It sounds like Ken Holland will become the next General Manager of the Edmonton Oilers. On the surface, fans should be excited that the organization is bringing in a man who has built a Stanley Cup winner in two different eras. That should be considered a major positive. But still, I’m nervous about the hire and I suspect a lot of Oilers fans are feeling the same.
While Holland is a proven winner, his recent success isn’t very flattering. The Red Wings haven’t made the playoffs in three years, have only won a single playoff round in the last eight seasons, and the team is hampered with a handful of bad contracts that Holland signed.
This hire also feels a little hypocritical of the Oilers. Bob Nicholson told fans that he would do his due diligence and interview multiple candidates. He said he wasn’t just going to give someone the job in the same way that he gave it to Peter Chiarelli. But now, after three months of interviewing candidates, Nicholson has decided to give the job to Ken Holland, who seemingly had to snap his fingers to get the gig. That’s a little worrisome to me.
Of course, those who will want to defend Nicholson could say he gave the other candidates a fair shake and none were better than Holland. That’s also fair.
Despite my reasons to be hesitant and frustrated with this organization, I want to go into this next chapter of Oilers history with some optimism. I’m on record as having been against the idea of hiring Ken Holland but I don’t think it’s fair to immediately say this is a bad hire. Holland has forgotten more about hockey than I’ll ever know, that goes without saying. He’s clearly an established executive with a lot of contacts and relationships around the hockey world. That means something. His history of success and the Red Wings history of developing players can’t be fully ignored either.
The other reason I’m encouraged about this is the fact Mark Spector is reporting that Holland will be given full autonomy to make all hockey decisions. It sounds like he’s more of a President of Hockey Operations than just a simple General Manager. If that was a point that Holland made sure was clear cut in the agreement, then to me, it seems like he’s here to win and not just cash checks with his friend Bob Nicholson.

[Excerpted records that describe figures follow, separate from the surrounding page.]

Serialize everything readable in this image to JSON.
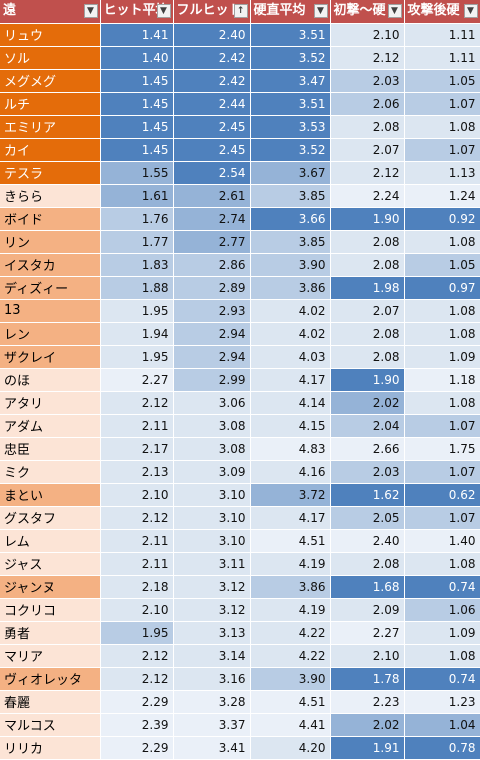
{
  "header": {
    "cols": [
      {
        "label": "遠",
        "filter_icon": "dropdown-icon"
      },
      {
        "label": "ヒット平均",
        "filter_icon": "dropdown-icon"
      },
      {
        "label": "フルヒット",
        "filter_icon": "sort-ascending-icon"
      },
      {
        "label": "硬直平均",
        "filter_icon": "dropdown-icon"
      },
      {
        "label": "初撃～硬",
        "filter_icon": "dropdown-icon"
      },
      {
        "label": "攻撃後硬",
        "filter_icon": "dropdown-icon"
      }
    ]
  },
  "colors": {
    "header_bg": "#c0504d",
    "name_dark": "#e46c0a",
    "name_mid": "#f4b183",
    "name_light": "#fce4d6",
    "blue_dark": "#4f81bd",
    "blue_mid": "#95b3d7",
    "blue_light": "#dce6f1"
  },
  "rows": [
    {
      "name": "リュウ",
      "tier": "dark",
      "values": [
        "1.41",
        "2.40",
        "3.51",
        "2.10",
        "1.11"
      ],
      "shades": [
        4,
        4,
        4,
        1,
        1
      ]
    },
    {
      "name": "ソル",
      "tier": "dark",
      "values": [
        "1.40",
        "2.42",
        "3.52",
        "2.12",
        "1.11"
      ],
      "shades": [
        4,
        4,
        4,
        1,
        1
      ]
    },
    {
      "name": "メグメグ",
      "tier": "dark",
      "values": [
        "1.45",
        "2.42",
        "3.47",
        "2.03",
        "1.05"
      ],
      "shades": [
        4,
        4,
        4,
        2,
        2
      ]
    },
    {
      "name": "ルチ",
      "tier": "dark",
      "values": [
        "1.45",
        "2.44",
        "3.51",
        "2.06",
        "1.07"
      ],
      "shades": [
        4,
        4,
        4,
        2,
        2
      ]
    },
    {
      "name": "エミリア",
      "tier": "dark",
      "values": [
        "1.45",
        "2.45",
        "3.53",
        "2.08",
        "1.08"
      ],
      "shades": [
        4,
        4,
        4,
        1,
        1
      ]
    },
    {
      "name": "カイ",
      "tier": "dark",
      "values": [
        "1.45",
        "2.45",
        "3.52",
        "2.07",
        "1.07"
      ],
      "shades": [
        4,
        4,
        4,
        1,
        2
      ]
    },
    {
      "name": "テスラ",
      "tier": "dark",
      "values": [
        "1.55",
        "2.54",
        "3.67",
        "2.12",
        "1.13"
      ],
      "shades": [
        3,
        4,
        3,
        1,
        1
      ]
    },
    {
      "name": "きらら",
      "tier": "light",
      "values": [
        "1.61",
        "2.61",
        "3.85",
        "2.24",
        "1.24"
      ],
      "shades": [
        3,
        3,
        2,
        0,
        0
      ]
    },
    {
      "name": "ボイド",
      "tier": "mid",
      "values": [
        "1.76",
        "2.74",
        "3.66",
        "1.90",
        "0.92"
      ],
      "shades": [
        2,
        3,
        4,
        4,
        4
      ]
    },
    {
      "name": "リン",
      "tier": "mid",
      "values": [
        "1.77",
        "2.77",
        "3.85",
        "2.08",
        "1.08"
      ],
      "shades": [
        2,
        3,
        2,
        1,
        1
      ]
    },
    {
      "name": "イスタカ",
      "tier": "mid",
      "values": [
        "1.83",
        "2.86",
        "3.90",
        "2.08",
        "1.05"
      ],
      "shades": [
        2,
        2,
        2,
        1,
        2
      ]
    },
    {
      "name": "ディズィー",
      "tier": "mid",
      "values": [
        "1.88",
        "2.89",
        "3.86",
        "1.98",
        "0.97"
      ],
      "shades": [
        2,
        2,
        2,
        4,
        4
      ]
    },
    {
      "name": "13",
      "tier": "mid",
      "values": [
        "1.95",
        "2.93",
        "4.02",
        "2.07",
        "1.08"
      ],
      "shades": [
        1,
        2,
        1,
        1,
        1
      ]
    },
    {
      "name": "レン",
      "tier": "mid",
      "values": [
        "1.94",
        "2.94",
        "4.02",
        "2.08",
        "1.08"
      ],
      "shades": [
        1,
        2,
        1,
        1,
        1
      ]
    },
    {
      "name": "ザクレイ",
      "tier": "mid",
      "values": [
        "1.95",
        "2.94",
        "4.03",
        "2.08",
        "1.09"
      ],
      "shades": [
        1,
        2,
        1,
        1,
        1
      ]
    },
    {
      "name": "のほ",
      "tier": "light",
      "values": [
        "2.27",
        "2.99",
        "4.17",
        "1.90",
        "1.18"
      ],
      "shades": [
        0,
        2,
        1,
        4,
        0
      ]
    },
    {
      "name": "アタリ",
      "tier": "light",
      "values": [
        "2.12",
        "3.06",
        "4.14",
        "2.02",
        "1.08"
      ],
      "shades": [
        1,
        1,
        1,
        3,
        1
      ]
    },
    {
      "name": "アダム",
      "tier": "light",
      "values": [
        "2.11",
        "3.08",
        "4.15",
        "2.04",
        "1.07"
      ],
      "shades": [
        1,
        1,
        1,
        2,
        2
      ]
    },
    {
      "name": "忠臣",
      "tier": "light",
      "values": [
        "2.17",
        "3.08",
        "4.83",
        "2.66",
        "1.75"
      ],
      "shades": [
        1,
        1,
        0,
        0,
        0
      ]
    },
    {
      "name": "ミク",
      "tier": "light",
      "values": [
        "2.13",
        "3.09",
        "4.16",
        "2.03",
        "1.07"
      ],
      "shades": [
        1,
        1,
        1,
        2,
        2
      ]
    },
    {
      "name": "まとい",
      "tier": "mid",
      "values": [
        "2.10",
        "3.10",
        "3.72",
        "1.62",
        "0.62"
      ],
      "shades": [
        1,
        1,
        3,
        4,
        4
      ]
    },
    {
      "name": "グスタフ",
      "tier": "light",
      "values": [
        "2.12",
        "3.10",
        "4.17",
        "2.05",
        "1.07"
      ],
      "shades": [
        1,
        1,
        1,
        2,
        2
      ]
    },
    {
      "name": "レム",
      "tier": "light",
      "values": [
        "2.11",
        "3.10",
        "4.51",
        "2.40",
        "1.40"
      ],
      "shades": [
        1,
        1,
        0,
        0,
        0
      ]
    },
    {
      "name": "ジャス",
      "tier": "light",
      "values": [
        "2.11",
        "3.11",
        "4.19",
        "2.08",
        "1.08"
      ],
      "shades": [
        1,
        1,
        1,
        1,
        1
      ]
    },
    {
      "name": "ジャンヌ",
      "tier": "mid",
      "values": [
        "2.18",
        "3.12",
        "3.86",
        "1.68",
        "0.74"
      ],
      "shades": [
        1,
        1,
        2,
        4,
        4
      ]
    },
    {
      "name": "コクリコ",
      "tier": "light",
      "values": [
        "2.10",
        "3.12",
        "4.19",
        "2.09",
        "1.06"
      ],
      "shades": [
        1,
        1,
        1,
        1,
        2
      ]
    },
    {
      "name": "勇者",
      "tier": "light",
      "values": [
        "1.95",
        "3.13",
        "4.22",
        "2.27",
        "1.09"
      ],
      "shades": [
        2,
        1,
        1,
        0,
        1
      ]
    },
    {
      "name": "マリア",
      "tier": "light",
      "values": [
        "2.12",
        "3.14",
        "4.22",
        "2.10",
        "1.08"
      ],
      "shades": [
        1,
        1,
        1,
        1,
        1
      ]
    },
    {
      "name": "ヴィオレッタ",
      "tier": "mid",
      "values": [
        "2.12",
        "3.16",
        "3.90",
        "1.78",
        "0.74"
      ],
      "shades": [
        1,
        1,
        2,
        4,
        4
      ]
    },
    {
      "name": "春麗",
      "tier": "light",
      "values": [
        "2.29",
        "3.28",
        "4.51",
        "2.23",
        "1.23"
      ],
      "shades": [
        0,
        0,
        0,
        0,
        0
      ]
    },
    {
      "name": "マルコス",
      "tier": "light",
      "values": [
        "2.39",
        "3.37",
        "4.41",
        "2.02",
        "1.04"
      ],
      "shades": [
        0,
        0,
        0,
        3,
        3
      ]
    },
    {
      "name": "リリカ",
      "tier": "light",
      "values": [
        "2.29",
        "3.41",
        "4.20",
        "1.91",
        "0.78"
      ],
      "shades": [
        0,
        0,
        1,
        4,
        4
      ]
    }
  ]
}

There’s no doubt that he made some mistakes in his final few years as Red Wings General Manager. He was too loyal to depth players and paid them too much. Will he be able to learn from those mistakes? Given how long he’s been around the league and the sport, I’d like to personally give him the benefit of the doubt.
Will he be able to step in and fix some of the massive mistakes that Peter Chiarelli made? That’s a bigger question and is perhaps a task that is a little unfair to expect him to do in one summer. I don’t think we should expect him to come in and unload Milan Lucic and Kris Russell in the blink of an eye. I don’t think any candidate could have. But I do think it’s fair to expect Holland to step in and make some really positive changes to this roster in his first summer.
That’s one positive to bringing in an experienced GM. There really shouldn’t be a learning curve. He knows how everything works and he understands how to be a GM in the league. There’s value in that.
I’m also intrigued with the staff Holland will assemble and that’s something that will go a long way in how Oilersnation views this hire initially. If a week into his tenure, he gets rid of some long-serving front office executives and announces that Sean Burke or some other young, up and coming hockey mind will be his Assistant General Manager or Head of Pro-Scouting, then I think fans will start to look at this hire with a little bit more positivity.
A truly great hockey executive doesn’t think he’s the smartest guy in the room, he surrounds himself with people smarter than he is. Holland did that in Detroit and I’m hoping he continues to do that in Edmonton. The first few hires that Holland makes can show that he’s ready to adapt and change the way this organization operates. That’s what most fans want.
I know there will be a lot of negativity, and this organization does not deserve the benefit of the doubt, but I think Holland does. This is quite possibly the most important hire in franchise history and while there are plenty of reason for fans to be nervous, I think it’s important to go into this with an open mind. Holland will go down as one of the best General Managers in the history of the NHL, so maybe he is the right man for the job.